After less than an hour of leisurely strolling through the market, we’re drenched in sweat and exhausted. We’re drinking water every minute, but our two-liter bottles have long since run empty. The air-conditioned interior of our car, into which we flee shortly afterward, feels like paradise – comfortably tempered at twenty degrees.

Our host Aladdin, a journalist who migrated from Egypt to Kuwait and now runs several Airbnbs, grins at us. “It’s a bit warm today, isn’t it?” Then we drive on to the next stop on our city tour.

At the Market in Kuwait

The beach is deserted – as is apparently the case everywhere. With temperatures well over fifty degrees Celsius, hardly anyone ventures outside. Even the shortest distances are covered by car. Apartments, offices, and shopping malls are air-conditioned; during the summer months, no one voluntarily leaves their cool refuge. Outdoor work is postponed until the early morning hours or the evening.

As a result, the wide streets of Kuwait City resemble a ghost town. Only the hum of thousands of air conditioners fills the air – like the furious buzz of a giant bee colony, a ceaseless background noise. It is therefore not surprising that Kuwait ranks among the countries with the highest per capita CO₂ emissions worldwide.

Not far away, the Kuwait Towers rise into the sky. The three water towers are arguably the country’s best-known – and perhaps only – landmark. On this August evening, the towers’ iconic spheres are illuminated in the colors of the Spanish flag. Two days earlier, a jihadist attacker had driven a delivery van into a crowd in Barcelona. Fourteen people were killed.

Swimming in Kuwait
Kuwait Towers
Kuwait Towers
Skyline of Kuwait City at Sunset

The setting sun casts a golden glow over the dusty evening sky above Kuwait City. To the east, over the sea, the blue night has already fallen. The skyline is lined with cranes; as in many Gulf states, constant change and the ceaseless pursuit of more and bigger things are the essence of life and the economy. Finally, with the last rays of the desert’s scorching sun, Kuwait City begins to glow with colorful lights.

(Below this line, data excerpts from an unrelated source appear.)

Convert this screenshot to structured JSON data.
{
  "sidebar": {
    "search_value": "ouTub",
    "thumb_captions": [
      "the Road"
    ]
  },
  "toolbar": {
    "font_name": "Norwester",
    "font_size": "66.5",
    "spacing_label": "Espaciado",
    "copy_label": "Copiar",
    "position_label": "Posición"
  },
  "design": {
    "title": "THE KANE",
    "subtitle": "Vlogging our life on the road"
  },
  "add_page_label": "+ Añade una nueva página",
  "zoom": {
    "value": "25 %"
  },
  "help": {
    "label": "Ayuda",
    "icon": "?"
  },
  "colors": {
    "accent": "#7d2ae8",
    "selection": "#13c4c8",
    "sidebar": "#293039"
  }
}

The restaurants and shisha bars fill with men in white dishdashas. The fish market is now bustling as well. Old men sit on street corners, drinking tea and engaged in lively conversation. They follow our every step with sullen expressions and narrowed eyes. Women give us a wide berth, start whispering, and point at us when we film or take photos. We feel watched – and like outsiders.

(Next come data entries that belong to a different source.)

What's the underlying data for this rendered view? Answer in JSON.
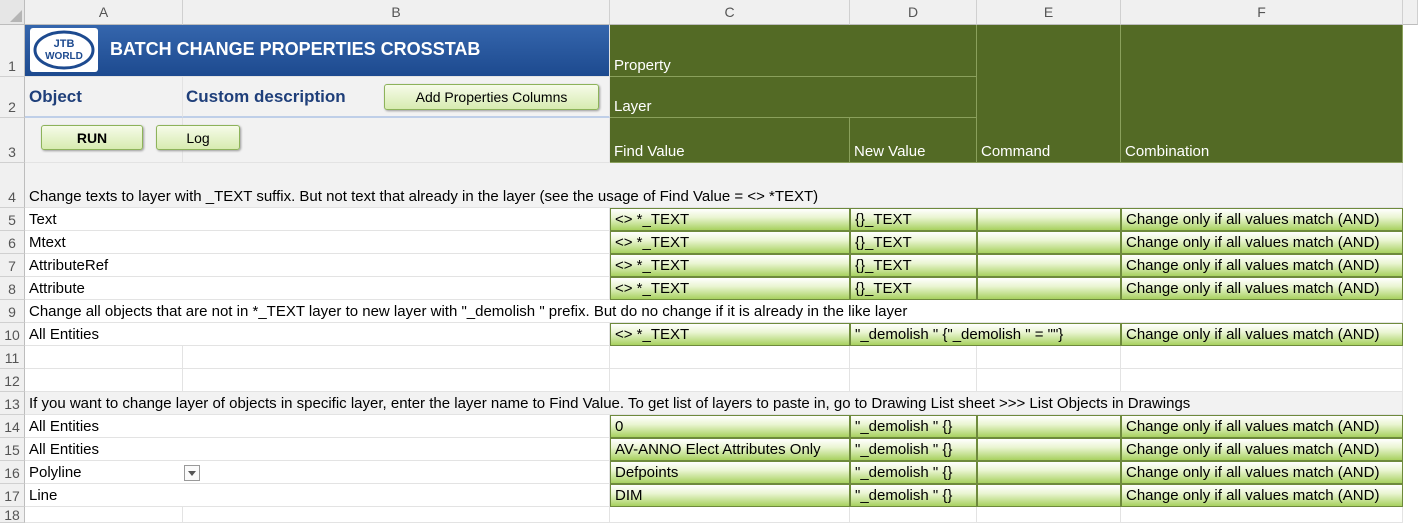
{
  "columns": [
    "A",
    "B",
    "C",
    "D",
    "E",
    "F"
  ],
  "rows": [
    "1",
    "2",
    "3",
    "4",
    "5",
    "6",
    "7",
    "8",
    "9",
    "10",
    "11",
    "12",
    "13",
    "14",
    "15",
    "16",
    "17",
    "18"
  ],
  "logo": {
    "line1": "JTB",
    "line2": "WORLD"
  },
  "title": "BATCH CHANGE PROPERTIES CROSSTAB",
  "labels": {
    "object": "Object",
    "custom_description": "Custom description"
  },
  "buttons": {
    "add_columns": "Add Properties Columns",
    "run": "RUN",
    "log": "Log"
  },
  "headers": {
    "property": "Property",
    "layer": "Layer",
    "find_value": "Find Value",
    "new_value": "New Value",
    "command": "Command",
    "combination": "Combination"
  },
  "notes": {
    "r4": "Change texts to layer with _TEXT suffix. But not text that already in the layer (see the usage of Find Value = <> *TEXT)",
    "r9": "Change all objects that are not in *_TEXT layer to new layer with \"_demolish \" prefix. But do no change if it is already in the like layer",
    "r13": "If you want to change layer of objects in specific layer, enter the layer name to Find Value. To get list of layers to paste in, go to Drawing List sheet >>> List Objects in Drawings"
  },
  "data_rows": [
    {
      "obj": "Text",
      "find": "<> *_TEXT",
      "new": "{}_TEXT",
      "cmd": "",
      "comb": "Change only if all values match (AND)"
    },
    {
      "obj": "Mtext",
      "find": "<> *_TEXT",
      "new": "{}_TEXT",
      "cmd": "",
      "comb": "Change only if all values match (AND)"
    },
    {
      "obj": "AttributeRef",
      "find": "<> *_TEXT",
      "new": "{}_TEXT",
      "cmd": "",
      "comb": "Change only if all values match (AND)"
    },
    {
      "obj": "Attribute",
      "find": "<> *_TEXT",
      "new": "{}_TEXT",
      "cmd": "",
      "comb": "Change only if all values match (AND)"
    },
    {
      "obj": "All Entities",
      "find": "<> *_TEXT",
      "new": "\"_demolish \" {\"_demolish \" = \"\"}",
      "cmd": "",
      "comb": "Change only if all values match (AND)"
    },
    {
      "obj": "All Entities",
      "find": "0",
      "new": "\"_demolish \" {}",
      "cmd": "",
      "comb": "Change only if all values match (AND)"
    },
    {
      "obj": "All Entities",
      "find": "AV-ANNO Elect Attributes Only",
      "new": "\"_demolish \" {}",
      "cmd": "",
      "comb": "Change only if all values match (AND)"
    },
    {
      "obj": "Polyline",
      "find": "Defpoints",
      "new": "\"_demolish \" {}",
      "cmd": "",
      "comb": "Change only if all values match (AND)"
    },
    {
      "obj": "Line",
      "find": "DIM",
      "new": "\"_demolish \" {}",
      "cmd": "",
      "comb": "Change only if all values match (AND)"
    }
  ],
  "colors": {
    "title_blue": "#1d4a8f",
    "header_green": "#536a25",
    "cell_green": "#a8d160"
  }
}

We finally find a good dinner at a restaurant by the water. The temperatures have finally dropped below fifty degrees – almost pleasant, even though sweat is still dripping from every pore.

Skyline of Kuwait City at Night

By now, we have visited nearly every country in the Arabian-Persian Gulf. Of these, we found Kuwait to be by far the least touristy; gaining access to the country and its people proved the most difficult here. Kuwait City exudes far less glamour than, say, Dubai or Doha. The skyscrapers seem shorter, the desert stretches farther, the streets emptier. A strange calm lies between the glass facades, as if the city were less a stage for visitors and more a workplace for those who live and work here.

Everywhere we go, veiled eyes follow us with their gaze; everywhere we encounter people with a mixture of curiosity, reserve, and caution. The typical foreigner here is not a tourist, but an expat – an engineer, technician, or manager at one of the major oil companies. Tourists like us are rarely seen. Perhaps that is precisely where the feeling of being an outsider lies: we are not part of the routine that repeats itself every day in this city.

Kuwait doesn’t seem staged like some of its neighbors in the Gulf. There are few or no spectacular megaprojects, no artificial islands, or perfectly choreographed theme parks. And perhaps it is precisely this lack of fanfare that makes Kuwait so hard to access – and at the same time so interesting.